Title : Relational AI in addiction recovery: a symbolic storytelling and guided reflection framework for engagement between sessions
Abstract:
Recovery support often depends on tools introduced during treatment but difficult to access emotionally in the moments when they are most needed. Cognitive reframing, journaling, mindfulness, grounding, values work, and relapse-prevention concepts can be useful, but many individuals in early recovery struggle to remember, apply, or personalize these tools during periods of craving, shame, anxiety, isolation, or emotional overwhelm.
This presentation introduces Resurgifi, a relational AI and guided reflection system developed through lived experience, recovery-oriented design, and exposure to addiction treatment environments.
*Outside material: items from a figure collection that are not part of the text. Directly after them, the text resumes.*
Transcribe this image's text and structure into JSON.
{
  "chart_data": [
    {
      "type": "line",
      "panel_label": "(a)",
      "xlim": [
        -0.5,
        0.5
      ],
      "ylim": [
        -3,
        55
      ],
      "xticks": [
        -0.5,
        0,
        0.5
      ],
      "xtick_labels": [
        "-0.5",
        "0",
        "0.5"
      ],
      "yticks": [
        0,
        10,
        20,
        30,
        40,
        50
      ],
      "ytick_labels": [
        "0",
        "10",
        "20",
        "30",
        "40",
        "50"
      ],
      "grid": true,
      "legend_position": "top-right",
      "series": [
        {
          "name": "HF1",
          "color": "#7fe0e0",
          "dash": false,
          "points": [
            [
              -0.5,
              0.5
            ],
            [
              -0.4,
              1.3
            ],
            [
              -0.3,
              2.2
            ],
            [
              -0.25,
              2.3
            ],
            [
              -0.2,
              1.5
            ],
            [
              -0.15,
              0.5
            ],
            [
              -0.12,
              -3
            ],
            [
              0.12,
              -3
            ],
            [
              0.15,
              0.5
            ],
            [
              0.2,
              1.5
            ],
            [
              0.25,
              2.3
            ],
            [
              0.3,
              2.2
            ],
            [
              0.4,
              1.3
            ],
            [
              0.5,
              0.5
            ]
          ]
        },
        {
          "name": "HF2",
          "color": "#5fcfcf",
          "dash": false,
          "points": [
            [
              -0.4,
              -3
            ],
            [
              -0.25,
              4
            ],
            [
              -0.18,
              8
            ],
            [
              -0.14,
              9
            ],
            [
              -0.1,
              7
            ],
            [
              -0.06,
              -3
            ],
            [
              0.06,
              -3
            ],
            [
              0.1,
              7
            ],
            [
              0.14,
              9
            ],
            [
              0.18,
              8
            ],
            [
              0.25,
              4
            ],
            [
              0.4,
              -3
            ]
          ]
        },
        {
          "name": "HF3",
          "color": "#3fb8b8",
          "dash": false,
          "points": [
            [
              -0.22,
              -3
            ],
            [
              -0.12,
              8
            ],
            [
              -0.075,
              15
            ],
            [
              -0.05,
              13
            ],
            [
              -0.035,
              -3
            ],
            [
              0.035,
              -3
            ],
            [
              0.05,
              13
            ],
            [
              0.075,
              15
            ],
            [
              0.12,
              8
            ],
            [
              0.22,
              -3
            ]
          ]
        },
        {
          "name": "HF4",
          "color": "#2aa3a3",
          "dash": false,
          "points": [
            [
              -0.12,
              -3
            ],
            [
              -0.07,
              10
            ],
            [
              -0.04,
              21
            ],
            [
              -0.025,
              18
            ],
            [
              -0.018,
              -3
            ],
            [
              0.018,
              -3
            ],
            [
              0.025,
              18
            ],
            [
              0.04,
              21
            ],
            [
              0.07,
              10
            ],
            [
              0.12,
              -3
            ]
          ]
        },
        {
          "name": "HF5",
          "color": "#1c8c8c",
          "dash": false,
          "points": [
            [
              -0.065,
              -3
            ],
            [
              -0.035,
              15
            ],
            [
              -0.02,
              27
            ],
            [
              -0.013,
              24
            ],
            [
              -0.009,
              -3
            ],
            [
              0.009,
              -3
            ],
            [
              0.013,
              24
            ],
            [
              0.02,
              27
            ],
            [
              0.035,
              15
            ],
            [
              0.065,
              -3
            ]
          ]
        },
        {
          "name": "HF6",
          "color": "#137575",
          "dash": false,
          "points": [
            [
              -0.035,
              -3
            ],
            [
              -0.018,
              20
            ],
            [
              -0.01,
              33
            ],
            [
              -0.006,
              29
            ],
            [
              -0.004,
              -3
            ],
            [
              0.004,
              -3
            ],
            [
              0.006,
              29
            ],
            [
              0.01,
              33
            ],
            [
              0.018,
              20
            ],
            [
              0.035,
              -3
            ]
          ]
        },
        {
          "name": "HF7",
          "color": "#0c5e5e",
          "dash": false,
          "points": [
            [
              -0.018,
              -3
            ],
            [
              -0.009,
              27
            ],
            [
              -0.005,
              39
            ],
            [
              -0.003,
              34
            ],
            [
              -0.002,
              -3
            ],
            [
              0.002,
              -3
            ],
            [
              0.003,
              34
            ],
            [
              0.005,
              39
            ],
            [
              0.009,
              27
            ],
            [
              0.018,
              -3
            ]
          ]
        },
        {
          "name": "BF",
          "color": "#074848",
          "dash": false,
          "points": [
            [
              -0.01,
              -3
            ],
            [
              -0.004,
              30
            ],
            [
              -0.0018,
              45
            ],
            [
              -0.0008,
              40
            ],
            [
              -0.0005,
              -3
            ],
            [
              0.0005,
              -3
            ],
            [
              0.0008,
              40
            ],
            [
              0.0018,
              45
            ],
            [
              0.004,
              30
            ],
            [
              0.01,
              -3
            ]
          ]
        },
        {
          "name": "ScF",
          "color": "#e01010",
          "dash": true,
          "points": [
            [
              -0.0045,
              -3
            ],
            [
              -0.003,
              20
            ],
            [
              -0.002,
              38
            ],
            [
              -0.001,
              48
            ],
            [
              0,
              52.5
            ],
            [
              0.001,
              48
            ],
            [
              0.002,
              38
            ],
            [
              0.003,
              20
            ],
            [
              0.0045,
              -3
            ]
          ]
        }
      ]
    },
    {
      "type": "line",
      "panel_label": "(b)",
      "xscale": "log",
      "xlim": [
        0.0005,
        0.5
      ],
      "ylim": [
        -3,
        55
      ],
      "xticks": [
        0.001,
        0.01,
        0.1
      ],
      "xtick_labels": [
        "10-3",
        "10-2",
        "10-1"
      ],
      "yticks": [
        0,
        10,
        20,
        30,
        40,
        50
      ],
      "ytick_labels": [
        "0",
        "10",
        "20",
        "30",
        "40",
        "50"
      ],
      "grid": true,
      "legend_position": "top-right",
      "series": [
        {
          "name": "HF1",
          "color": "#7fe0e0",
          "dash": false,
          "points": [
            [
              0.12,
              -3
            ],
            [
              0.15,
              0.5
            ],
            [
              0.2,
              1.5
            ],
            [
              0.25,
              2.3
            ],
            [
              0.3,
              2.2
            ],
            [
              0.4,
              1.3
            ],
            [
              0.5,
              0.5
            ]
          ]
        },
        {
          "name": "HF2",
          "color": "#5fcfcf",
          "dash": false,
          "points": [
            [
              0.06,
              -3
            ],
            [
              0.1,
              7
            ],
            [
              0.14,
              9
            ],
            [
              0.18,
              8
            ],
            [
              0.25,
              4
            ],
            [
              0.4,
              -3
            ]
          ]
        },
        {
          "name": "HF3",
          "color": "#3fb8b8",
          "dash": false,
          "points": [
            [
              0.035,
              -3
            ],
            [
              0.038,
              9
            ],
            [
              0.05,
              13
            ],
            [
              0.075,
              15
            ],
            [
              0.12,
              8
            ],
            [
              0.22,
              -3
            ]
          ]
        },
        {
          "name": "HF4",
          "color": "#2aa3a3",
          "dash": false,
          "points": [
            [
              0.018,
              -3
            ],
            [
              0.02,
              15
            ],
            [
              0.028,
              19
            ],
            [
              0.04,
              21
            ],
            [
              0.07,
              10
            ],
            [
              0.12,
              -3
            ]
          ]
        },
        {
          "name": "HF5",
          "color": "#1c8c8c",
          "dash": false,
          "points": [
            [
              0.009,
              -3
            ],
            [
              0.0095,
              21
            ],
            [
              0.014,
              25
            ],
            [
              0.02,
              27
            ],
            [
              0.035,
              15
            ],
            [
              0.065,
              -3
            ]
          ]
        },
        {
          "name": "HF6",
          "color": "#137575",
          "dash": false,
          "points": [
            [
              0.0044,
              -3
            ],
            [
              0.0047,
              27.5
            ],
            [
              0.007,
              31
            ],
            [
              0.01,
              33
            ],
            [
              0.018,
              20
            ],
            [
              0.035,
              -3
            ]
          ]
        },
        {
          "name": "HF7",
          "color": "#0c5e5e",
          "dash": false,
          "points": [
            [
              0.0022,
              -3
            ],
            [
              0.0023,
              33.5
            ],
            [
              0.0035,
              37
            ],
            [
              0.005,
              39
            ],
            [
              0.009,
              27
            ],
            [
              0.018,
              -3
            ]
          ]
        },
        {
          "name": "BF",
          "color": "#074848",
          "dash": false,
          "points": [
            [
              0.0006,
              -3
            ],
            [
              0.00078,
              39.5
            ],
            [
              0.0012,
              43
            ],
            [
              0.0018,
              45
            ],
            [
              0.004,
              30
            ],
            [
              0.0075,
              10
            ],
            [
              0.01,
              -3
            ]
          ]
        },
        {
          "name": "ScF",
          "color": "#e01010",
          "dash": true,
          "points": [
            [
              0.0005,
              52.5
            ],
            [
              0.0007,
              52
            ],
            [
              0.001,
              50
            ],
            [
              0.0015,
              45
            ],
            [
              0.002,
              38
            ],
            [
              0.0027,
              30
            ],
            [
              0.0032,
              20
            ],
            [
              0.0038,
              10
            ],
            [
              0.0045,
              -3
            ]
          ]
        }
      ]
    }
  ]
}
Resurgifi uses a symbolic inner world called the State of Inner, where emotional patterns are represented through characters, locations, heroes, and villains. Instead of presenting recovery tools only as worksheets or generic prompts, the system turns reflection into an interactive narrative process. Users engage with themed characters such as Sir Renity, Cognita, Grace, Lucentis, and Velessa, each representing different recovery-supportive capacities including emotional regulation, perspective-taking, compassion, trust, and present-moment awareness.
The presentation will explore how symbolic storytelling, guided journaling, and emotionally responsive AI can help users externalize internal conflict, create language around difficult emotional states, and build continuity between treatment sessions. It will also discuss a companion coloring and reflection book as a low-barrier, phone-free entry point for group, residential, and early recovery settings. This physical format allows individuals to engage with the same emotional framework through art, reflection, and self-expression before continuing the experience digitally.
Rather than positioning AI as a replacement for therapy, Resurgifi frames relational AI as a supportive bridge between clinical encounters. The goal is not diagnosis, treatment, or clinical decision-making, but increased reflection, engagement, emotional awareness, and recovery-oriented conversation. This presentation will invite discussion around ethical, practical, and human-centered uses of AI in addiction recovery and behavioral health settings, especially as the field considers how emerging technology can be built relationally rather than transactionally.